The intervention was found to be in line with EU policy, pursuing "well defined EU policy objectives" with appropriate market analysis and consultation having been undertaken:
"...the UK authorities undertook a detailed analysis of the existing broadband infrastructure. The consultation with existing operators in an open, transparent way ensures that any potential investments plans of commercial operators are sufficiently taken into account, and public funds are used only in areas where similar commercial investments do not exist and they are not planned in the near future. The Commission concludes that the detailed market research and "mapping" together with the public consultation conducted by the UK authorities will limit any potential distortion of competition vis-à-vis existing operators and reduce the amount of State aid required for the measure."

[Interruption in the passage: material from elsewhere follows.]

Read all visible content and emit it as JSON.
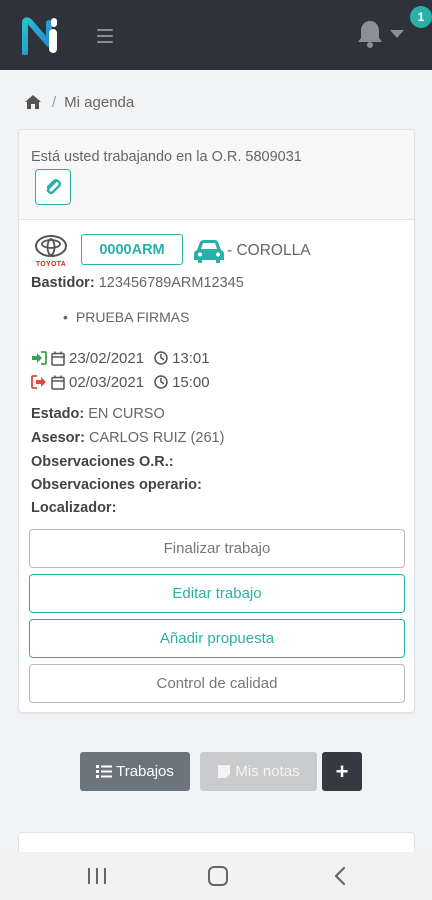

 Affordable, high-speed symmetrical connectivity was the key criterion for the intervention:
"...existing and planned network infrastructures are not adequate to satisfy the needs of the local business consumers even if an FTTC network will be partially deployed in the target area in the near future of three years...a high proportion of radio stations, e-learning and training companies, data centres, academic institutions and other digital intense users located in the Digital Districts require high-capacity and reliable bandwidth of above 100 Mbps with very high upload speeds. If no public intervention takes place, such services will only remain available through LAN lines, for which the prices are considered to be prohibitive for SMEs…"
It would be interesting to know in more detail the basis of both BT's and Virgin Media's challenges, given the analysis and arguments presented in the European Commission's decision. It remains to be seen whether other super-connected city proposals (more here) will face similar challenges. According to the DCMS website, the second wave of super-connected cities will be announced as part of the Chancellor's Autumn Statement on Wednesday 5th December 2012.